12. The network device of claim 8, wherein the computer-readable storage medium further comprises instructions for controlling the one or more computer processors to identify the packet routing actions as soon as a first portion of the L2 header is received.

13. The network device of claim 8, wherein the computer-readable storage medium further comprises instructions for controlling the one or more computer processors to identify the packet routing actions prior to receiving the entirety of a destination IP address contained in the ingress packet.

14. The network device of claim 8, wherein the routing actions includes one or more one of: modifying a source MAC address contained in the L2 header, modifying a destination MAC address contained in the L2 header, and modifying a Layer 3 header contained in the ingress packet.

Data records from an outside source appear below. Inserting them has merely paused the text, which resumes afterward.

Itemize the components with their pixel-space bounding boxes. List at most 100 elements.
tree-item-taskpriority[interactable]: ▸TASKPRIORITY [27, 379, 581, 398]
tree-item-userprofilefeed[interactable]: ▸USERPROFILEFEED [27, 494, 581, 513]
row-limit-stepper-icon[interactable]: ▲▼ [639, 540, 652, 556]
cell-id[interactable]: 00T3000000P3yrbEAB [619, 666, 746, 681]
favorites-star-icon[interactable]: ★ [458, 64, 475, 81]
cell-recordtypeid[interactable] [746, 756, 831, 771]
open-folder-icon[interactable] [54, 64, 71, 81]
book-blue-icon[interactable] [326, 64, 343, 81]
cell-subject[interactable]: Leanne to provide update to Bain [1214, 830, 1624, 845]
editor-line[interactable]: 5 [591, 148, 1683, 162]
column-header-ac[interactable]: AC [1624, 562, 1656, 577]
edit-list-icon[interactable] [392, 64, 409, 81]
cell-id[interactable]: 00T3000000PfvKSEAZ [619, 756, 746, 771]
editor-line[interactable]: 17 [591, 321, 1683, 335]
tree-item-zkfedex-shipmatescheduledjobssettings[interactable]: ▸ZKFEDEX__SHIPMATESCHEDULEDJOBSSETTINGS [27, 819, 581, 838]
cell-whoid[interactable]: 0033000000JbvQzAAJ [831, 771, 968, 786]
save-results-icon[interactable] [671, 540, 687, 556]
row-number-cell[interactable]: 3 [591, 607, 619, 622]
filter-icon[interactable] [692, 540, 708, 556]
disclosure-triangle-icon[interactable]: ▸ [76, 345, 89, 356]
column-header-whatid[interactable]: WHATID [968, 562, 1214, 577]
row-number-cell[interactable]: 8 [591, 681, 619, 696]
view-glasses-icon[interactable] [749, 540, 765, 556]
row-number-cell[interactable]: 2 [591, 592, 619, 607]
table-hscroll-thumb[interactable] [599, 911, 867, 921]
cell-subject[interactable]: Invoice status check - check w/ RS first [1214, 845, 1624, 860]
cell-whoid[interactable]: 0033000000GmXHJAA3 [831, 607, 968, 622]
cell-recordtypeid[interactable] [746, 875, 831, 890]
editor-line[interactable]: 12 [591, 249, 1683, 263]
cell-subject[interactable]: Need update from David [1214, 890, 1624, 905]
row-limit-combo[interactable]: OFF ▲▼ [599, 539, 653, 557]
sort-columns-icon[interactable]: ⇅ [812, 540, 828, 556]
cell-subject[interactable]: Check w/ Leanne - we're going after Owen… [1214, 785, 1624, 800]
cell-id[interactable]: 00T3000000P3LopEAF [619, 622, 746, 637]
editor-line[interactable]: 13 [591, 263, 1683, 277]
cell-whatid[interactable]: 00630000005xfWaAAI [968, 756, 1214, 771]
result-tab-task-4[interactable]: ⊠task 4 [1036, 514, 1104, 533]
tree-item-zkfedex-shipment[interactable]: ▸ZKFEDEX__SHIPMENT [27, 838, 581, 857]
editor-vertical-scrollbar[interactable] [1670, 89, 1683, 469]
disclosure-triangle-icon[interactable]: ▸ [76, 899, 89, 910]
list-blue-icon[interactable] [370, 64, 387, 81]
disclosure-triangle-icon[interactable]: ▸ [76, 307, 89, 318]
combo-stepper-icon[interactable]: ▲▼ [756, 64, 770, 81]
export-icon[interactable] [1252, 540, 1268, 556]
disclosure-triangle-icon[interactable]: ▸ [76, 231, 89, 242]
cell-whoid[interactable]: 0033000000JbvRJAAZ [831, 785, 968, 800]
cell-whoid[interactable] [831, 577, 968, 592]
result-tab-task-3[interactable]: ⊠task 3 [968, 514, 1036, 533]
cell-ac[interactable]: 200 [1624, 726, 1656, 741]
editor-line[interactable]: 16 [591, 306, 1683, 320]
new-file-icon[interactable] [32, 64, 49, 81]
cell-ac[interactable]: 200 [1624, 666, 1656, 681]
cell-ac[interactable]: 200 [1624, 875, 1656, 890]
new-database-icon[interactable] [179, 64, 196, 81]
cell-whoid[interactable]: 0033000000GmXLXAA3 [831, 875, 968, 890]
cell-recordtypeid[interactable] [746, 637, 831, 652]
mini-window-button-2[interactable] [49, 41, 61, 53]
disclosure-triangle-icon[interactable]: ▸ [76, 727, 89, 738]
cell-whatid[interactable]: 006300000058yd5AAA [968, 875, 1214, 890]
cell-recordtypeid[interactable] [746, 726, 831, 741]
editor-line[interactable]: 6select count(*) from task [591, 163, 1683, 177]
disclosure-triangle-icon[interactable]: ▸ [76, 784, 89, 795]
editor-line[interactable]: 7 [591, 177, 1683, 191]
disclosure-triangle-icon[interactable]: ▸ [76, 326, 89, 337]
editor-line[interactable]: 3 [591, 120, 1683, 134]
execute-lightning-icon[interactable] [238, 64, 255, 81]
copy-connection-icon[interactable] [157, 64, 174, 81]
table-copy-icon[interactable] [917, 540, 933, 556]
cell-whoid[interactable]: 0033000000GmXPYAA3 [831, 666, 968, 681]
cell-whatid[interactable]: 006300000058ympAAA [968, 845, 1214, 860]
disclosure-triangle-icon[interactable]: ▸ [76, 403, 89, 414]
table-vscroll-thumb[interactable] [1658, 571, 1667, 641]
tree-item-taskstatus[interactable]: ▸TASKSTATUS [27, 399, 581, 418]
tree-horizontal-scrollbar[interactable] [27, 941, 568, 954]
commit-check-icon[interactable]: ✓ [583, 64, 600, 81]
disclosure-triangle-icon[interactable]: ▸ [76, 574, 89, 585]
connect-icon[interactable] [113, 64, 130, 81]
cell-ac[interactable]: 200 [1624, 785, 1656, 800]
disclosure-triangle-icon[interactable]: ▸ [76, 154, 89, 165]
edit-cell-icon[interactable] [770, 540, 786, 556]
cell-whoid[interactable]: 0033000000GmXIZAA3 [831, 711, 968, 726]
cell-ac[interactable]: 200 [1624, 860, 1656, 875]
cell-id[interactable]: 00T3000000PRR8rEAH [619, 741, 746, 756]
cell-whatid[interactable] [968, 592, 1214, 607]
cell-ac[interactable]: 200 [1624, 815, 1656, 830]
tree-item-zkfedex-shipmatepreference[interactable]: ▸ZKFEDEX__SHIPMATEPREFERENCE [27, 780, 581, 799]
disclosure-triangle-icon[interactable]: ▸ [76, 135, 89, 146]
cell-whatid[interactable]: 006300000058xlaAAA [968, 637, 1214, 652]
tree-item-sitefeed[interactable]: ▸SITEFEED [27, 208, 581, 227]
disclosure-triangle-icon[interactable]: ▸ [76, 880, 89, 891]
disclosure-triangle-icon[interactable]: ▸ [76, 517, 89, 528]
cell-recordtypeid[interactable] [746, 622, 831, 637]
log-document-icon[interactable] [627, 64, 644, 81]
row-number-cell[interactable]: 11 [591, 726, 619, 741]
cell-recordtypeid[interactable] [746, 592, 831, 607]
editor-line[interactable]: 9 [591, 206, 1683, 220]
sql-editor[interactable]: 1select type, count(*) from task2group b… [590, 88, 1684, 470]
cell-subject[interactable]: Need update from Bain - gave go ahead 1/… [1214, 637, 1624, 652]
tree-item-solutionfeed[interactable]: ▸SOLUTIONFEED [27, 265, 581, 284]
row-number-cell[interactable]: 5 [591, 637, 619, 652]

15. The network device of claim 8, wherein the computer-readable storage medium further comprises instructions for controlling the one or more computer processors to receive a second ingress packet and to trigger routing of the second ingress packet using information contained in a Layer 3 header of the second ingress packet based on information contained in the L2 header of the second ingress packet.

16. A method in a network device comprising:

receiving a bitstream comprising an ingress packet;

in response to receiving a first plurality of bits comprising a portion of an L2 header of the ingress packet, identifying routing actions using the first plurality of bits;

rewriting the ingress packet using at least information contained the identified routing actions; and

egressing the rewritten ingress packet on a physical interface of the network device specified in the identified routing actions.

17. The method of claim 16, wherein the portion of an L2 header of the ingress packet is a DMAC address.

18. The method of claim 17, wherein the first plurality of bits comprise a portion of the DMAC address.

19. The method of claim 16, wherein identifying routing actions includes indexing into a lookup table using the first plurality of bits as an index into the lookup table to access an entry in the lookup table, wherein the routing actions are stored in the accessed entry.

20. The method of claim 16, further comprising:

receiving a second ingress packet; and

egressing the second ingress packet using information contained in an L3 header of the second ingress packet based on information contained in the L2 header of the second ingress packet.